В лице ее показалось что-то мучительное.
– Нет-нет, – сказала она поспешно, – это не из-за девицы. Просто у меня давно есть любимый человек, а ты не знал, и мой уход был вопросом времени. Так совпало.
Ее рука коснулась моей щеки и погладила.
– Ты ни в чем не виноват, милый.
Она улыбнулась мне:
– В холодильнике продукты. И еще, я оставила деньги на кухне.
Потом она опять улыбнулась мне, отняла руку и стала удаляться, постепенно, пока окончательно не исчезла.
Я лежал, смотрел на крутящийся над головой вентилятор, которого не было, и тоже улыбался. Мне было так хорошо.
Не чувствуя своего тела, я лежал, смотрел на вентилятор и улыбался.

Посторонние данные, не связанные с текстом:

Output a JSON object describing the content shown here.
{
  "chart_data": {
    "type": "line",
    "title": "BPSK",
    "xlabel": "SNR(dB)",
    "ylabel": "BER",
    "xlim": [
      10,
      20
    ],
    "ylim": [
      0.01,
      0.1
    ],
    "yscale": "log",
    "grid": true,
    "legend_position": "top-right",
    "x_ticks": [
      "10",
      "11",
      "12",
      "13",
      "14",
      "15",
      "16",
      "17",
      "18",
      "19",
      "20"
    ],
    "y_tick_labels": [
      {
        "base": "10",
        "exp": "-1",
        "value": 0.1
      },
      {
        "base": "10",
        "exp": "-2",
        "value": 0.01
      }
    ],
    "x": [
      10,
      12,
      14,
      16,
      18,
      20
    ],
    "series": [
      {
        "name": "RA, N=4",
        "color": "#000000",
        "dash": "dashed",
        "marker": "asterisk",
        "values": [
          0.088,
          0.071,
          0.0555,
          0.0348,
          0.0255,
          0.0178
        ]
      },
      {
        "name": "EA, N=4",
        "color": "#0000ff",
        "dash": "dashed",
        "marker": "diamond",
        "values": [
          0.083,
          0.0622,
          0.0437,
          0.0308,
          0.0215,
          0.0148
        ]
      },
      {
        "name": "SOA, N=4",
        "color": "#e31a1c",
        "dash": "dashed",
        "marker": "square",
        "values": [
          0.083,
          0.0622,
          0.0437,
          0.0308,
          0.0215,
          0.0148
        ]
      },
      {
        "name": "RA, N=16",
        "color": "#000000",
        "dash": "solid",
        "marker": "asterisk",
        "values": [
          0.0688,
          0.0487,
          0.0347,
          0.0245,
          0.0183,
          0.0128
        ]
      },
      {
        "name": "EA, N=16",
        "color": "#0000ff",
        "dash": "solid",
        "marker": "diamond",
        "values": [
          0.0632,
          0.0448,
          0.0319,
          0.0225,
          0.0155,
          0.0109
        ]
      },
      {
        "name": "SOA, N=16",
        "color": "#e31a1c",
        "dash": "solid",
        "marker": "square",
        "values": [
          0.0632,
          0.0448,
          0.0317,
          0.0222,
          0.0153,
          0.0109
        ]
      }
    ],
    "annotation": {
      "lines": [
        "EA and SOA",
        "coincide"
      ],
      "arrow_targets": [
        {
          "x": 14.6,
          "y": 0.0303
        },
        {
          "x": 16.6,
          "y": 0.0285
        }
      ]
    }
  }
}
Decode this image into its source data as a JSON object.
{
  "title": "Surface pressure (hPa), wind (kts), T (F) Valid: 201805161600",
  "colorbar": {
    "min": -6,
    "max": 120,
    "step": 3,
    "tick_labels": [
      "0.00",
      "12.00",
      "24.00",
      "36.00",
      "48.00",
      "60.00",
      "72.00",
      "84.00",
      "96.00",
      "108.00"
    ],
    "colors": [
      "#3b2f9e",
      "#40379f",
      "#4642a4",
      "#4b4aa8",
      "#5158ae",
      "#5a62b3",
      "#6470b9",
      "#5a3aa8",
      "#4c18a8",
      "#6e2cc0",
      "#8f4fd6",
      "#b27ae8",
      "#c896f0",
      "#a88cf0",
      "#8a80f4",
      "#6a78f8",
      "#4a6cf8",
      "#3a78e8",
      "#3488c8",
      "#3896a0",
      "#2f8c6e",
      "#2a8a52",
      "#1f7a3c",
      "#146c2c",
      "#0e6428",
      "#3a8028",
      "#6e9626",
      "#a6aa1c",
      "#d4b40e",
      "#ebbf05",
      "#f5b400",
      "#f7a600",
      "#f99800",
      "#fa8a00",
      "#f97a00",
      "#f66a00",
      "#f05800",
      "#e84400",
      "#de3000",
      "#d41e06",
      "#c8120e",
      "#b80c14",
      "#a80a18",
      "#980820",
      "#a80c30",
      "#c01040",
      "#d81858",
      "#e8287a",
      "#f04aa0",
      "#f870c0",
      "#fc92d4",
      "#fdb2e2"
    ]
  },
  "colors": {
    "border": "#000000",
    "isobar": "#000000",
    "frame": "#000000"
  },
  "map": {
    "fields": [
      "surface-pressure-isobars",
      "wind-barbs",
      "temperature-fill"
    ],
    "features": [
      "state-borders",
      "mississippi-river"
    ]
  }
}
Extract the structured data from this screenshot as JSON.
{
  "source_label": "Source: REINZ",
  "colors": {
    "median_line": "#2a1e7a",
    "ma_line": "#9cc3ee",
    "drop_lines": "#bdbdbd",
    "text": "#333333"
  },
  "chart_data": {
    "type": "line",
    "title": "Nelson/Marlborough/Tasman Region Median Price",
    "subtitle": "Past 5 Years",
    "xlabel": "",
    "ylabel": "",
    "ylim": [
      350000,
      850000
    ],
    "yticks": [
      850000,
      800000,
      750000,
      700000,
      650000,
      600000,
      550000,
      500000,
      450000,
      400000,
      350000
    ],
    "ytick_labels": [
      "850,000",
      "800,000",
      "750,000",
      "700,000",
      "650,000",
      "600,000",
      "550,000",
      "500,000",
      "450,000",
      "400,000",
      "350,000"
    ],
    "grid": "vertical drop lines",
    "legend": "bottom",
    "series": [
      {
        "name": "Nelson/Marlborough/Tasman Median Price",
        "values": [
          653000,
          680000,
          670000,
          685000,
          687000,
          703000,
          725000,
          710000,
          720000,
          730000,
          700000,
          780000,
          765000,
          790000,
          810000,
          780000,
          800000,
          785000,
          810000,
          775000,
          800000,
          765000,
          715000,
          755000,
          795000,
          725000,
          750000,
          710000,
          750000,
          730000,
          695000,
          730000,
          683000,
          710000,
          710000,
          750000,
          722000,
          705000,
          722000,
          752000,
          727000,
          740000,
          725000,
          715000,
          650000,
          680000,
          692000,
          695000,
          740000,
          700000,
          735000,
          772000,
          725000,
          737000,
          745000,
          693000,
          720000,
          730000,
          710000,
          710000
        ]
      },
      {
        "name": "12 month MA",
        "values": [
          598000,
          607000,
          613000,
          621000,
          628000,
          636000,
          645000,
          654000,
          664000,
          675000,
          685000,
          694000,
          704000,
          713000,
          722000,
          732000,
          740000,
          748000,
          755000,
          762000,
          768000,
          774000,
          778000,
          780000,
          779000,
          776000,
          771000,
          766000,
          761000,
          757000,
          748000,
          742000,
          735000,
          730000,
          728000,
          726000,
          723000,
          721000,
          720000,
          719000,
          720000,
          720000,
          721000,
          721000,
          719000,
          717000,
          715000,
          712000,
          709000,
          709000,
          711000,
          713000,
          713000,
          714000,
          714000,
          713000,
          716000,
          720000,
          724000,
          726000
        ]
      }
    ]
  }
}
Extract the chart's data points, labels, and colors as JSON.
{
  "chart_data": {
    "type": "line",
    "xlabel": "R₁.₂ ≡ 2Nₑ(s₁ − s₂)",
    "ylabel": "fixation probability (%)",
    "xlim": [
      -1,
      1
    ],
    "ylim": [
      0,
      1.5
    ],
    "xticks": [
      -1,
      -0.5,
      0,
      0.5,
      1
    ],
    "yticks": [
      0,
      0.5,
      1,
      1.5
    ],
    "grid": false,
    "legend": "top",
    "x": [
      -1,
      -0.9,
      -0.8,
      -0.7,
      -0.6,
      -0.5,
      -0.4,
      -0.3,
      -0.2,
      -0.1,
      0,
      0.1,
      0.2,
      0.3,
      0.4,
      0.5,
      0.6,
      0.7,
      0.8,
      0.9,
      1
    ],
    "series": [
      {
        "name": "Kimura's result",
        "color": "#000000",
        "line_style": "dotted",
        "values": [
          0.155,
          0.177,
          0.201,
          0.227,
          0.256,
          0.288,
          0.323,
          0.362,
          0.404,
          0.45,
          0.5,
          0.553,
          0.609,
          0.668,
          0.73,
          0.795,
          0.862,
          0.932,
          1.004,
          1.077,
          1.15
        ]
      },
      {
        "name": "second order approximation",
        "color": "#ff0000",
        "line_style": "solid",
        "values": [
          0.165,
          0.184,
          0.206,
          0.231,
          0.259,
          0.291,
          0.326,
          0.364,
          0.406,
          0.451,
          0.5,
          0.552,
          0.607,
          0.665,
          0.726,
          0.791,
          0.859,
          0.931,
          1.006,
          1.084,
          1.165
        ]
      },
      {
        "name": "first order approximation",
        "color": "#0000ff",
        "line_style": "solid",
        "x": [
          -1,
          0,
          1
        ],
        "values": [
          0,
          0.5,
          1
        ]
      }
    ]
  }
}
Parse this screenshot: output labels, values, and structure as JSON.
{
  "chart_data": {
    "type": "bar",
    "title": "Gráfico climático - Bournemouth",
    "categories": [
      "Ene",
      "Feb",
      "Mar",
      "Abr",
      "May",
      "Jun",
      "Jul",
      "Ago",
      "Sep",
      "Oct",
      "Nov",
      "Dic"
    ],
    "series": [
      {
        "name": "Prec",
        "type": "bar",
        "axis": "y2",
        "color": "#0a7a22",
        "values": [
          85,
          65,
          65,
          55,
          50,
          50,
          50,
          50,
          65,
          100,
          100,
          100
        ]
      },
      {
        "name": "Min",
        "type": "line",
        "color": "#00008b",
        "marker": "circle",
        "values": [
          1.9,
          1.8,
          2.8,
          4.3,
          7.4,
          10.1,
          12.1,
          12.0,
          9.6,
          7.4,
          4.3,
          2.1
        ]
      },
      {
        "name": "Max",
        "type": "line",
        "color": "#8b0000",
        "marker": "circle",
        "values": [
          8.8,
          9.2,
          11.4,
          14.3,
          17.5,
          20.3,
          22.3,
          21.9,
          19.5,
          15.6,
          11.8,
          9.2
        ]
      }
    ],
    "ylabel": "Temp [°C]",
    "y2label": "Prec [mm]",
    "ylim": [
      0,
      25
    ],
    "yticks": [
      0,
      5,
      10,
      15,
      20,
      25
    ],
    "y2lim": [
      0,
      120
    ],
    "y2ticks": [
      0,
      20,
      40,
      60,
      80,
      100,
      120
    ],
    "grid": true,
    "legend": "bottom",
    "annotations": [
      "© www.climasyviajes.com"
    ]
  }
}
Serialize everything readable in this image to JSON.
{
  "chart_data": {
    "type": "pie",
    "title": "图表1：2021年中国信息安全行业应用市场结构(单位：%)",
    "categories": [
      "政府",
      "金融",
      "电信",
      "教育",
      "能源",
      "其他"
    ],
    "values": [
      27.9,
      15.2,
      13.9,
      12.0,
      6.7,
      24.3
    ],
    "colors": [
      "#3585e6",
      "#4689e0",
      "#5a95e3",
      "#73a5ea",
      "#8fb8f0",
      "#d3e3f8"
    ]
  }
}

Просто не мог сдержать эту улыбку.
11
С ней-то на губах, по всей видимости, я вновь провалился в забытье.
Звонок звонил очень долго. Пока я сообразил наконец, что это звонок в дверь, прошла целая череда снов и испугов, накаливших мою чувственность до кипения. И все это никуда не делось.
Пришла не жена, а Петров, свежий, как распустившийся кактус. Он был страшно доволен проведенным днем и особенно ночью, подарившей ему сразу двух помимо тех трех, которые у него и без того были. Долго тряс мне руку, хлопал по плечу. У него были на то, как выяснилось позднее, веские основания, поскольку мой кошелек оказался пуст до бесполезности, то есть до самой последней монеты.